What comes into your mind when you think about condoms? Protection and safety? Sex and latex? Unwanted pregnancies and sexually transmitted infections? Boredom? Something that most likely will not come into your mind is criminal intent. Nevertheless, in some contexts, condoms can be considered vehicles of illegal activities. They can be confiscated and prohibited.
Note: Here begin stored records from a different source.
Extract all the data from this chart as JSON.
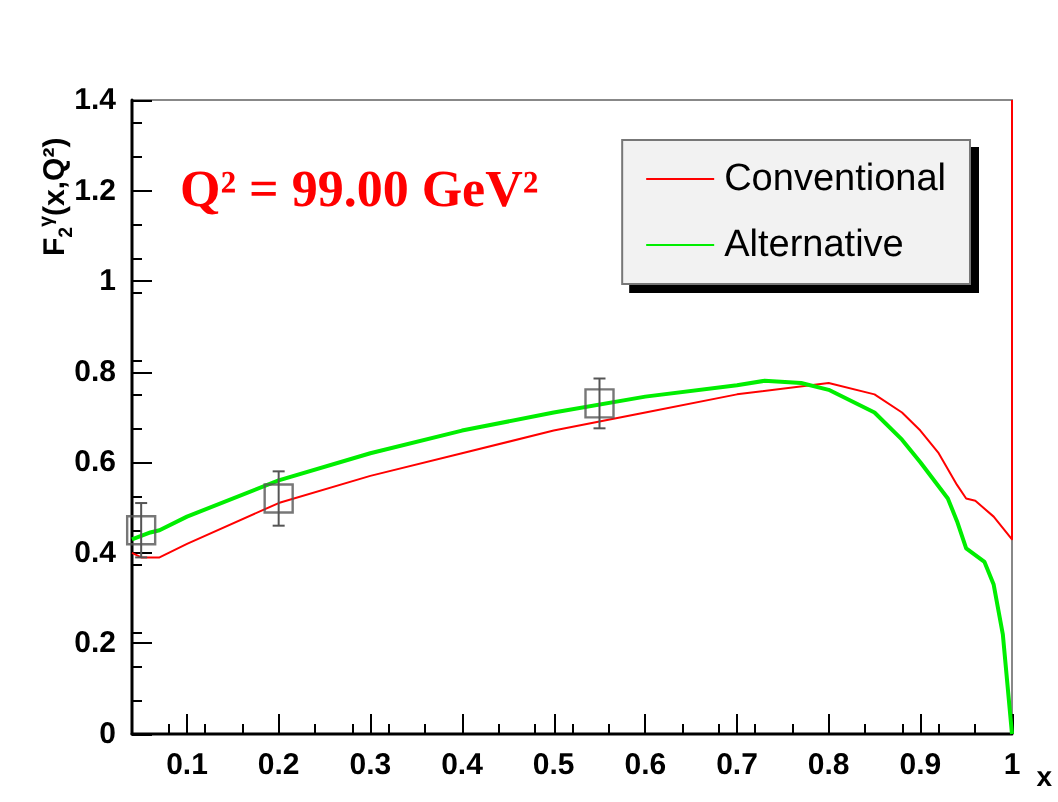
{
  "chart_data": {
    "type": "line",
    "ylabel": "F$_{2}$$^{γ}$(x,Q²)",
    "xlabel": "x",
    "annotations": [
      "Q² = 99.00 GeV²"
    ],
    "xlim": [
      0.04,
      1
    ],
    "xticks": [
      0.1,
      0.2,
      0.3,
      0.4,
      0.5,
      0.6,
      0.7,
      0.8,
      0.9,
      1
    ],
    "ylim": [
      0,
      1.4
    ],
    "yticks": [
      0,
      0.2,
      0.4,
      0.6,
      0.8,
      1,
      1.2,
      1.4
    ],
    "grid": false,
    "legend": "top right",
    "marker": "none",
    "line_style": "solid",
    "series": [
      {
        "name": "Conventional",
        "color": "#ff0000",
        "x": [
          0.04,
          0.05,
          0.07,
          0.1,
          0.2,
          0.3,
          0.4,
          0.5,
          0.6,
          0.7,
          0.8,
          0.85,
          0.88,
          0.9,
          0.92,
          0.94,
          0.95,
          0.96,
          0.98,
          1,
          1
        ],
        "values": [
          0.4,
          0.39,
          0.39,
          0.42,
          0.51,
          0.57,
          0.62,
          0.67,
          0.71,
          0.75,
          0.775,
          0.75,
          0.71,
          0.67,
          0.62,
          0.55,
          0.52,
          0.515,
          0.48,
          0.43,
          1.4
        ]
      },
      {
        "name": "Alternative",
        "color": "#00ee00",
        "x": [
          0.04,
          0.06,
          0.07,
          0.1,
          0.2,
          0.3,
          0.4,
          0.5,
          0.6,
          0.7,
          0.73,
          0.77,
          0.8,
          0.85,
          0.88,
          0.9,
          0.93,
          0.94,
          0.95,
          0.97,
          0.98,
          0.99,
          1
        ],
        "values": [
          0.43,
          0.445,
          0.45,
          0.48,
          0.56,
          0.62,
          0.67,
          0.71,
          0.745,
          0.77,
          0.78,
          0.775,
          0.76,
          0.71,
          0.65,
          0.6,
          0.52,
          0.47,
          0.41,
          0.38,
          0.33,
          0.22,
          0
        ]
      },
      {
        "type": "scatter",
        "marker": "square",
        "color": "#555555",
        "x": [
          0.05,
          0.2,
          0.55
        ],
        "values": [
          0.45,
          0.52,
          0.73
        ],
        "errors": [
          0.06,
          0.06,
          0.055
        ]
      }
    ]
  }
}
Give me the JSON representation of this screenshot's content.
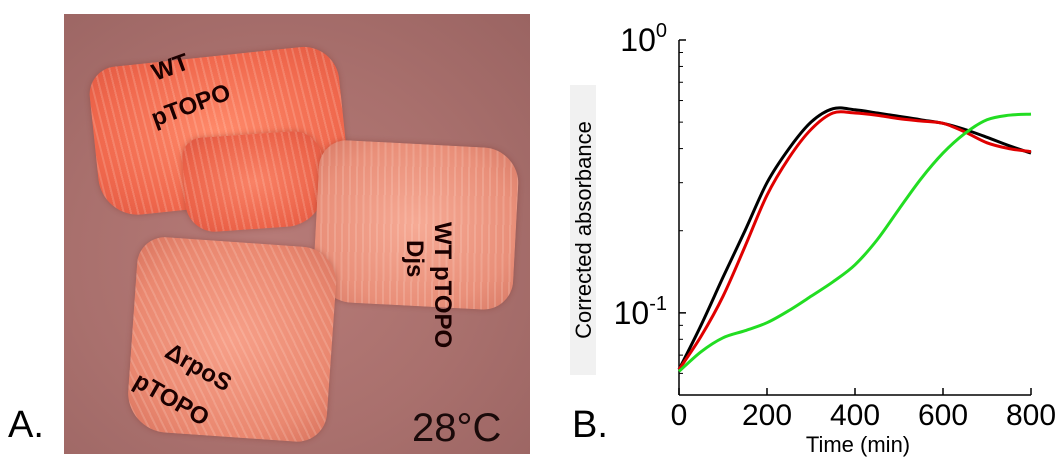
{
  "panel_labels": {
    "a": "A.",
    "b": "B."
  },
  "plate": {
    "labels": {
      "wt_line1": "WT",
      "wt_line2": "pTOPO",
      "djs_line1": "WT pTOPO",
      "djs_line2": "Djs",
      "rpos_line1": "ΔrpoS",
      "rpos_line2": "pTOPO"
    },
    "temperature": "28°C"
  },
  "chart_data": {
    "type": "line",
    "xlabel": "Time (min)",
    "ylabel": "Corrected absorbance",
    "xlim": [
      0,
      800
    ],
    "ylim": [
      0.05,
      1.0
    ],
    "yscale": "log",
    "xticks": [
      0,
      200,
      400,
      600,
      800
    ],
    "xtick_labels": [
      "0",
      "200",
      "400",
      "600",
      "800"
    ],
    "yticks": [
      0.1,
      1.0
    ],
    "ytick_base": "10",
    "ytick_exponents": [
      "-1",
      "0"
    ],
    "grid": false,
    "series": [
      {
        "color": "#000000",
        "x": [
          0,
          50,
          100,
          150,
          200,
          250,
          300,
          350,
          400,
          450,
          500,
          550,
          600,
          650,
          700,
          750,
          800
        ],
        "y": [
          0.062,
          0.09,
          0.135,
          0.2,
          0.3,
          0.4,
          0.5,
          0.56,
          0.555,
          0.54,
          0.525,
          0.51,
          0.495,
          0.47,
          0.44,
          0.41,
          0.385
        ]
      },
      {
        "color": "#e00000",
        "x": [
          0,
          50,
          100,
          150,
          200,
          250,
          300,
          350,
          400,
          450,
          500,
          550,
          600,
          650,
          700,
          750,
          800
        ],
        "y": [
          0.062,
          0.082,
          0.115,
          0.175,
          0.27,
          0.37,
          0.47,
          0.54,
          0.54,
          0.53,
          0.515,
          0.505,
          0.495,
          0.46,
          0.42,
          0.4,
          0.39
        ]
      },
      {
        "color": "#22dd22",
        "x": [
          0,
          50,
          100,
          150,
          200,
          250,
          300,
          350,
          400,
          450,
          500,
          550,
          600,
          650,
          700,
          750,
          800
        ],
        "y": [
          0.061,
          0.072,
          0.081,
          0.086,
          0.092,
          0.102,
          0.115,
          0.13,
          0.15,
          0.185,
          0.24,
          0.31,
          0.385,
          0.455,
          0.51,
          0.53,
          0.535
        ]
      }
    ]
  }
}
Sex in correctional facilities is illegal, so condoms are labeled as contraband in most prisons and jails. Administrators fear negative consequences, including increases in sex encounters, drug trafficking and rape. These concerns are not supported by existing literature. What we know for a fact is that sexual assaults are largely prevalent in prisons. The Bureau of Justice reports that nearly one in 10 prisoners is raped while incarcerated, either by other inmates or by staff members. Sex slavery and consensual encounters are known realities. A powerful and disturbing account of these dynamics is narrated by T.J. Parsell in Fish: A Memoir of a Boy in a Man’s Prison. The Center of Disease Control reports that more than 2 million people are incarcerated in U.S. jails, and that according to the most recent data, 20,449 state prisoners and 1,538 federal prisoners are living with HIV or AIDS. One in seven persons living with HIV passes through a correctional facility. The prevalence of HIV, other sexually transmitted infections, tuberculosis and viral hepatitis, in conjunction with the ban on condoms, sets the stage for a public health disaster. Meanwhile, findings from jail systems that experimented with condom distribution programs suggest that prevention initiatives do not increase sex and do not affect custody operations, and that they enhance prisoners’ awareness about safer sex. So why are condoms still illegal?
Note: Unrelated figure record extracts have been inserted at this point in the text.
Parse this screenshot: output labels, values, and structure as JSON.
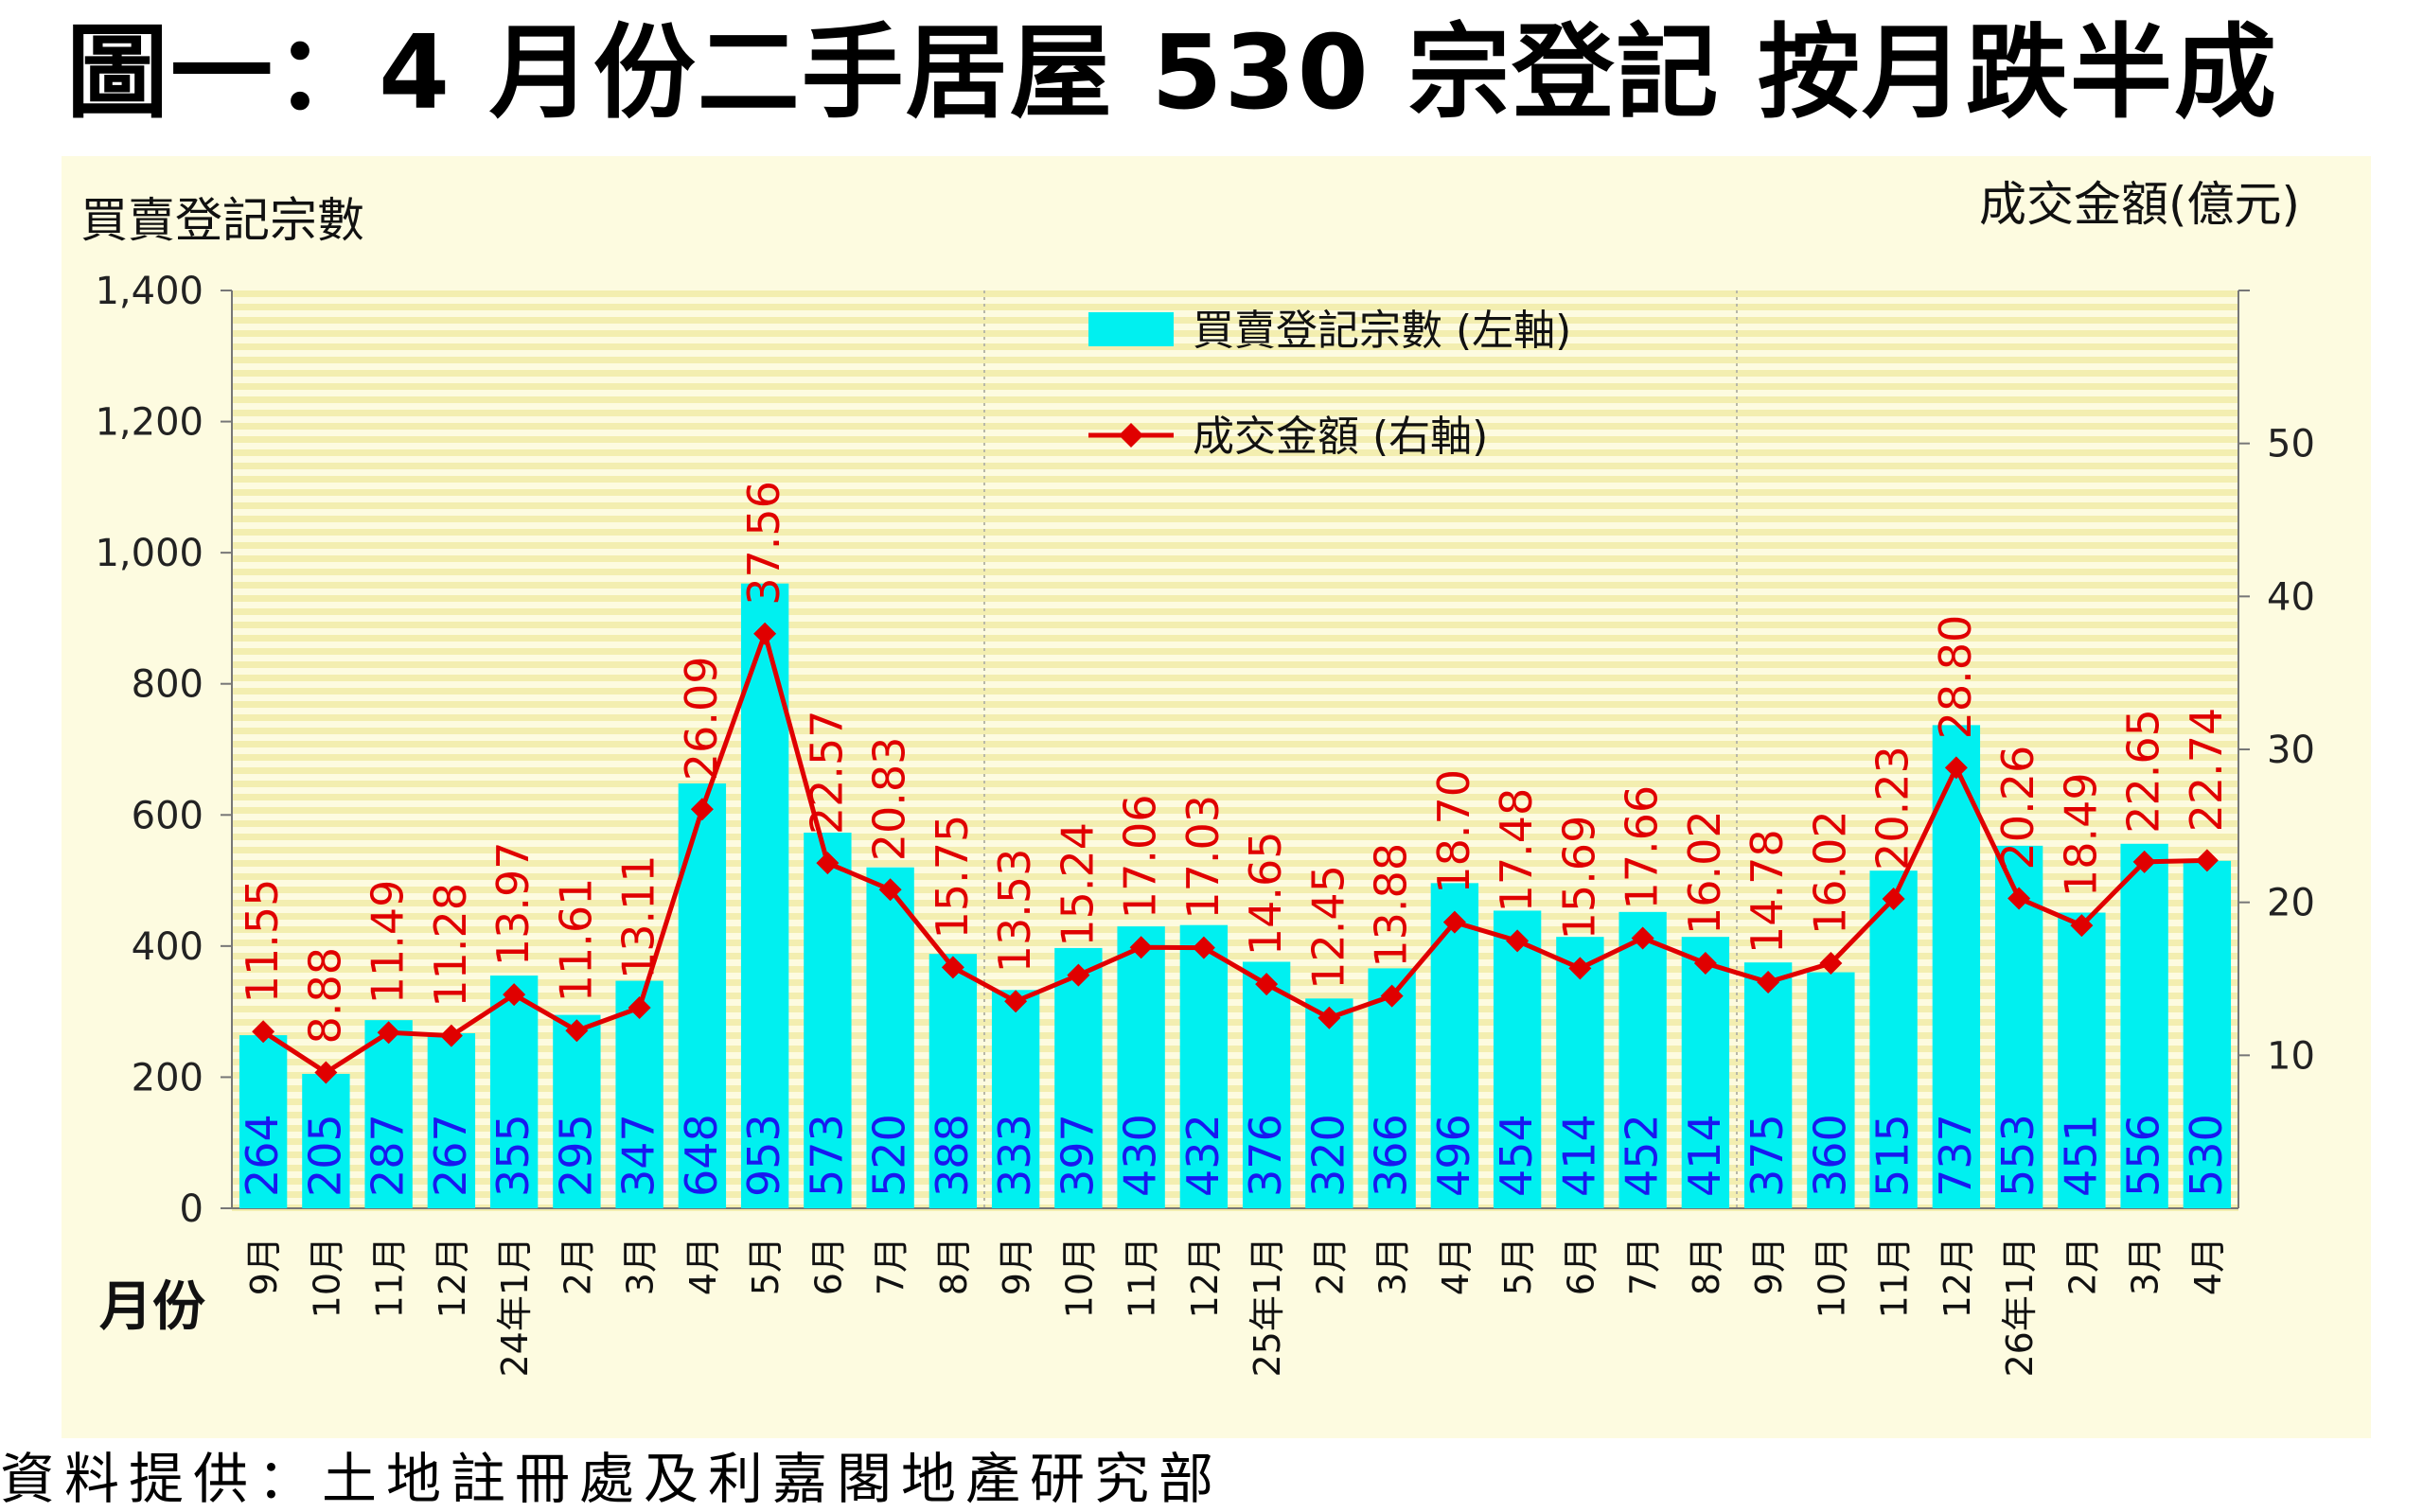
{
  "title": "圖一：4 月份二手居屋 530 宗登記  按月跌半成",
  "source": "資料提供：土地註冊處及利嘉閣地產研究部",
  "chart_data": {
    "type": "bar+line",
    "left_axis_label": "買賣登記宗數",
    "right_axis_label": "成交金額(億元)",
    "x_axis_label": "月份",
    "left_ylim": [
      0,
      1400
    ],
    "left_ticks": [
      "0",
      "200",
      "400",
      "600",
      "800",
      "1,000",
      "1,200",
      "1,400"
    ],
    "right_ylim": [
      0,
      60
    ],
    "right_ticks": [
      "10",
      "20",
      "30",
      "40",
      "50"
    ],
    "categories": [
      "9月",
      "10月",
      "11月",
      "12月",
      "1月",
      "2月",
      "3月",
      "4月",
      "5月",
      "6月",
      "7月",
      "8月",
      "9月",
      "10月",
      "11月",
      "12月",
      "1月",
      "2月",
      "3月",
      "4月",
      "5月",
      "6月",
      "7月",
      "8月",
      "9月",
      "10月",
      "11月",
      "12月",
      "1月",
      "2月",
      "3月",
      "4月"
    ],
    "year_labels": [
      {
        "index": 4,
        "label": "24年"
      },
      {
        "index": 16,
        "label": "25年"
      },
      {
        "index": 28,
        "label": "26年"
      }
    ],
    "legend": [
      "買賣登記宗數 (左軸)",
      "成交金額 (右軸)"
    ],
    "series": [
      {
        "name": "買賣登記宗數 (左軸)",
        "type": "bar",
        "color": "#00f0f0",
        "label_color": "#1818f0",
        "values": [
          264,
          205,
          287,
          267,
          355,
          295,
          347,
          648,
          953,
          573,
          520,
          388,
          333,
          397,
          430,
          432,
          376,
          320,
          366,
          496,
          454,
          414,
          452,
          414,
          375,
          360,
          515,
          737,
          553,
          451,
          556,
          530
        ]
      },
      {
        "name": "成交金額 (右軸)",
        "type": "line",
        "color": "#e00000",
        "values": [
          11.55,
          8.88,
          11.49,
          11.28,
          13.97,
          11.61,
          13.11,
          26.09,
          37.56,
          22.57,
          20.83,
          15.75,
          13.53,
          15.24,
          17.06,
          17.03,
          14.65,
          12.45,
          13.88,
          18.7,
          17.48,
          15.69,
          17.66,
          16.02,
          14.78,
          16.02,
          20.23,
          28.8,
          20.26,
          18.49,
          22.65,
          22.74
        ],
        "labels": [
          "11.55",
          "8.88",
          "11.49",
          "11.28",
          "13.97",
          "11.61",
          "13.11",
          "26.09",
          "37.56",
          "22.57",
          "20.83",
          "15.75",
          "13.53",
          "15.24",
          "17.06",
          "17.03",
          "14.65",
          "12.45",
          "13.88",
          "18.70",
          "17.48",
          "15.69",
          "17.66",
          "16.02",
          "14.78",
          "16.02",
          "20.23",
          "28.80",
          "20.26",
          "18.49",
          "22.65",
          "22.74"
        ]
      }
    ]
  }
}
Outside prisons, on our streets, there are other laws that interfere with condom use. Police can seize condoms as evidence of prostitution and to support arrest. Sex workers in New York, D.C., Los Angeles and San Francisco, primarily transgender sex workers, are sadly very familiar with this issue. Many women are afraid to carry condoms, others create secret compartments in their purses, and some decide to work without them. Says D., a transgender woman collaborating with prevention programs in New York City:

Cops harass me often because they perceive me as being transgender. One night I was on Jackson Avenue in Queens volunteering for a LGBT organization. A cop wanted to arrest me because I was carrying safer sex packages. I explained him that I was doing street outreach. He wouldn’t believe me. Thankfully my colleagues were not too far. It just doesn’t make any sense: the Department of Health spends money and energy to distribute condoms and the police confiscate them.

Part of the issue is that many people could not care less about the health and safety of prisoners and prostitutes. They see incarcerated persons as a threat to society. They think that women and men who are on the streets selling their bodies should simply deal with the risks associated with their profession.